StarchyStanley · 16/09/2020 19:01

I don't offer alternatives other than fruit, cereal or toast. I also try not to give these during what should be meal time. I'll let them go off and play or take them for a bath and then offer them something else.

lockeddownandcrazy · 16/09/2020 19:02

Don't like - dont eat it - no other options given

SqidgeBum · 16/09/2020 19:03

I never offer alternatives if I know she eats it in nursery or has previously eaten it with me. If it's something new, I will try introduce it at lunch time with other things and see how she gets on. If she doesnt eat her dinner when I know it's something she should eat, she just gets her cup of milk. I dont lose my rag or anything, I just say 'ok. If you dont want to eat it that's fine'

Kids use food as a power play. Showing they can demand multiple dinners in one evening is showing they have the power.

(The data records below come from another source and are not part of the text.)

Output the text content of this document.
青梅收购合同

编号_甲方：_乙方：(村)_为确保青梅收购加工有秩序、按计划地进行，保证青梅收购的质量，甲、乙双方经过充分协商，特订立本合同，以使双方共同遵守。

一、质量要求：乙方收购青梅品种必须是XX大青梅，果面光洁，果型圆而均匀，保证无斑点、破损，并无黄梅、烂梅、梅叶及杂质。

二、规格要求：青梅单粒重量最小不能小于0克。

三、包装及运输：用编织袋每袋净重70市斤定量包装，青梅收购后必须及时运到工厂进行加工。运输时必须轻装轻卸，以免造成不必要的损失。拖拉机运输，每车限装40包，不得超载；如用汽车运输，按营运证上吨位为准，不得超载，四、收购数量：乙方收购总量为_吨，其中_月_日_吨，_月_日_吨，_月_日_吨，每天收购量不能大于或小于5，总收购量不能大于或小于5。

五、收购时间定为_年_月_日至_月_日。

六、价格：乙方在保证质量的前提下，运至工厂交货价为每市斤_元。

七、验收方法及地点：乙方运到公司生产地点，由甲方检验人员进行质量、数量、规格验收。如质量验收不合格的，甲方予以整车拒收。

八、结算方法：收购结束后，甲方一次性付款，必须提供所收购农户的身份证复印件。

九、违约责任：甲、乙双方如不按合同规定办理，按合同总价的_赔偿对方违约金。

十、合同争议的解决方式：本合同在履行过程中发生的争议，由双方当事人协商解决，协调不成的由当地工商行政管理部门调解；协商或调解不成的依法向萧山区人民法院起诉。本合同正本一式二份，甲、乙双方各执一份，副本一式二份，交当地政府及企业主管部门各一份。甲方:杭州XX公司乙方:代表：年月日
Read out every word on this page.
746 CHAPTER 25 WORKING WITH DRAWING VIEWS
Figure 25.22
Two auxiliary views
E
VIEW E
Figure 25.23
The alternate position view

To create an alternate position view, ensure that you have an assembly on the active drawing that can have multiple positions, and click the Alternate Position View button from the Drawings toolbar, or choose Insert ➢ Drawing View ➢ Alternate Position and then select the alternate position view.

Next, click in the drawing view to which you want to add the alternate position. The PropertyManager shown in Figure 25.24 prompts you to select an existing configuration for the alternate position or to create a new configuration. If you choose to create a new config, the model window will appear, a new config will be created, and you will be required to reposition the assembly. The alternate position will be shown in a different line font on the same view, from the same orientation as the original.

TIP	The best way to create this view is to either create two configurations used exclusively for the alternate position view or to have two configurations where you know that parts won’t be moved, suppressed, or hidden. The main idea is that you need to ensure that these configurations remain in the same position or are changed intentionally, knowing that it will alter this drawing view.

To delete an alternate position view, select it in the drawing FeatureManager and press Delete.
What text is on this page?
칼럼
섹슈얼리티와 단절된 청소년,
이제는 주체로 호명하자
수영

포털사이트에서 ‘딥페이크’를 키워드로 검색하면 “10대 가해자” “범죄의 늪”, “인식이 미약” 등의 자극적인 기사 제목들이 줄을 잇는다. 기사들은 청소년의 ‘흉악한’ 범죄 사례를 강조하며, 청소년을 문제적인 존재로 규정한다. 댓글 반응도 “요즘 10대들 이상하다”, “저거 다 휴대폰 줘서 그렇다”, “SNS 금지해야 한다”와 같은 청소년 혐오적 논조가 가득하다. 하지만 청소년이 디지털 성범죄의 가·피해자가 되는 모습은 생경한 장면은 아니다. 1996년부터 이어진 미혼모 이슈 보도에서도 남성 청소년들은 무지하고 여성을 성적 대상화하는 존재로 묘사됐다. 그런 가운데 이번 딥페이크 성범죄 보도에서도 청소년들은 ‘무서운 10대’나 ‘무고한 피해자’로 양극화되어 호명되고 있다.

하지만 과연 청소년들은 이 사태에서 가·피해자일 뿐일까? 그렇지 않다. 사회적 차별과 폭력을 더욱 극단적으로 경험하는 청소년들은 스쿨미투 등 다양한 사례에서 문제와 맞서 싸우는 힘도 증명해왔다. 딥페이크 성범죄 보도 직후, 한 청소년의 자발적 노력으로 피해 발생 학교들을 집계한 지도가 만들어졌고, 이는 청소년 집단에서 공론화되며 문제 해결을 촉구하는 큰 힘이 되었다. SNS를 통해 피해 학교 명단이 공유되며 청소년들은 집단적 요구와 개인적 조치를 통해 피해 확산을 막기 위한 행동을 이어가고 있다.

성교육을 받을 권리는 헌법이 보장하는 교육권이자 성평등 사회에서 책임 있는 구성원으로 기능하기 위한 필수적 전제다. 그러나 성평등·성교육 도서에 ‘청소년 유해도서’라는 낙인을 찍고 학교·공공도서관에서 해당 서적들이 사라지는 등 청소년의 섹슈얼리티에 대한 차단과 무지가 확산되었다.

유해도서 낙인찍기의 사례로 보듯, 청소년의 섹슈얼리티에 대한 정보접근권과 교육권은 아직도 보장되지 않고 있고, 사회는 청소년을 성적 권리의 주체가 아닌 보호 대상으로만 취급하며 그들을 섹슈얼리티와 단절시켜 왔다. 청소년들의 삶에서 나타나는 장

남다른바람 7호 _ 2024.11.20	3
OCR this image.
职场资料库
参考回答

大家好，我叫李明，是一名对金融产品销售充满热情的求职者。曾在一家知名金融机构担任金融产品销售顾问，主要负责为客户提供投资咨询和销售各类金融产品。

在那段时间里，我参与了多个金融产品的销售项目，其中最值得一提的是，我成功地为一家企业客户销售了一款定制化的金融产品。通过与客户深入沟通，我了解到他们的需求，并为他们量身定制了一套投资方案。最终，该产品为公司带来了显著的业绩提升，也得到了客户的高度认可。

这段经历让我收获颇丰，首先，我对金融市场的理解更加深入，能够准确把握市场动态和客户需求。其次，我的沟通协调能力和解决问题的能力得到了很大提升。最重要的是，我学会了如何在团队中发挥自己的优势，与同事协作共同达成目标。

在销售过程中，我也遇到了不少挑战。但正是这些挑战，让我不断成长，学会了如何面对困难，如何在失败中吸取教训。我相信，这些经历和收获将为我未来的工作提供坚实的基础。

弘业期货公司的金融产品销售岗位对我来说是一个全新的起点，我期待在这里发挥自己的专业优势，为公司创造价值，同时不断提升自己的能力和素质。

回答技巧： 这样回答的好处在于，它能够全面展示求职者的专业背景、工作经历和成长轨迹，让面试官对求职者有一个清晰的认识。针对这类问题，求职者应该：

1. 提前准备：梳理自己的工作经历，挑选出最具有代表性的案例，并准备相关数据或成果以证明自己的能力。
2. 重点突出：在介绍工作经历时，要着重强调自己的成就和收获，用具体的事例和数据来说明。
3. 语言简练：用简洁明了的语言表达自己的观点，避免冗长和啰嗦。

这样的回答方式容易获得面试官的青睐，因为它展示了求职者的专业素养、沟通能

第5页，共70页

jollybobs89 · 16/09/2020 19:18

Thanks for all your replies. I've not been offering alternatives I just wanted to make sure I wasn't being tight haha

When I was a kid you ate what got put in front of you and sometimes if you didn't eat it if you said you was hungry later on my mum would warm it back up and give it you again 🤣🤣

I do tend to do it separate, she's good with fruit and veg ! chicken I can't really get her to eat unless it's in a stew or something Sunday dinners etc she'll inhale trying to get her to try something new got no chance! I do think sometimes nursery lie they say she eats salad if I ever give her anything salad like she will not eat it! Yet veg she'll eat all day long!

Kids hey they know how to push your buttons haha especially when she decides to launch it across the table!

I've got a 5 month old now and I've always cooked proper meals so now if I try and give her something like pizza or chicken dippers she won't eat them!!! Suppose it's not a bad thing

OP posts:
GameSetMatch · 16/09/2020 19:31

Just leave her to it, she will come around eventually. My son hasn’t eaten his tea tonight so he got given a banana. I wouldn’t give alternative meals but a piece of fruit is ok in my opinion. Maybe she just didn’t feel like salmon pasta, and that’s ok, sometimes I cook something then just don’t fancy it, but I’m not three so I just eat it!

ShinyGreenElephant · 16/09/2020 19:38

I would offer a piece of toast or rice cake like an hour later so she doesnt go to bed hungry but its not seen as an alternative iyswim, definitely wouldn't make an alternative dinner. Sounds like shes a good eater overall so maybe more of a power thing

jollybobs89 · 16/09/2020 19:38

Yeah I get sometimes just not hungry or fancying what I've made etc. Just noticed she's getting more and more fussy but this she's testing me she'll say she doesn't want it and then ask for pudding or yoghurt and I'm like no chance!